1 of 1 people found the following review helpful
A solid and handsome book and a pleasant reading experience,,
This review is from: Grillhouse (Hardcover)
The real success of the gastropub style of food is its simplicity, and that simplicity is laid bare in Grillhouse. It's unrealistic to expect people to cook high-end restaurant food at home - I seldom cook from my copy of The Fat Duck Cookbook, for example, but I deeply admire its ambition and sense of purpose and mission. Grillhouse is at the other end of the scale.
Take a recipe for crispy-skinned trout.
It consists of frying a piece of trout, and then squeezing some lemon juice over it. That's essentially it.
I don't need a recipe and a nice photo to give me that idea, even though you might be a relatively unimaginative cook. It's just easy, but that doesn't stop Dobson explaining in detail how to do it.
Many of the other recipes are far too predictable - there's a burger, a steak and kidney pie, a variety of steaks and chops, a fair showing for pork belly and plenty of beef ribs. Beef Wellington, onion rings and that staple of every gastropub menu, the lamb shank all put in an appearance. There are thick cut chips everywhere, just in case you wondered. All standard gastropub fare.
That said, there aren't many dishes in Grillhouse that I wouldn't order in a pub or restaurant, or even make at home.

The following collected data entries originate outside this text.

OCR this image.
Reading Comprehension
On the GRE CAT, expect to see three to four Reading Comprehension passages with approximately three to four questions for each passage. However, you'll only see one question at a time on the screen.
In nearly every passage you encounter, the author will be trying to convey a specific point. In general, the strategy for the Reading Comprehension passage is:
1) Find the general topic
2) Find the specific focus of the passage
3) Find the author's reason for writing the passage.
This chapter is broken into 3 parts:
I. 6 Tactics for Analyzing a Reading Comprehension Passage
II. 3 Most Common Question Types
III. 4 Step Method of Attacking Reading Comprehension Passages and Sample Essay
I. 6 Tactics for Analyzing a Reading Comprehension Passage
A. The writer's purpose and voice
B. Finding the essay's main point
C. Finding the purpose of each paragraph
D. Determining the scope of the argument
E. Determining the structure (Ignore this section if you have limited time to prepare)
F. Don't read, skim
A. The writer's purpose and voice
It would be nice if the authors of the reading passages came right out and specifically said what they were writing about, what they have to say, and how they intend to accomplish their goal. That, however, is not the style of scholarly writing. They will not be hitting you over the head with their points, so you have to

Grillhouse isn't an inspirational cookbook, but it does gently remind and nudge you along in a `remember that chicken and mushroom pot pie you used to make? Why not give it another go?' kind of way.
It's a comfortable book, full of comfortable food and comfortable photos of said comfortable food, and this isn't a bad thing - far from it - it's quite a pleasant experience, a solid and handsome book with some great photography and a range of recipes that, yes, verge on the over easy sometimes, but which sit together well as a collection.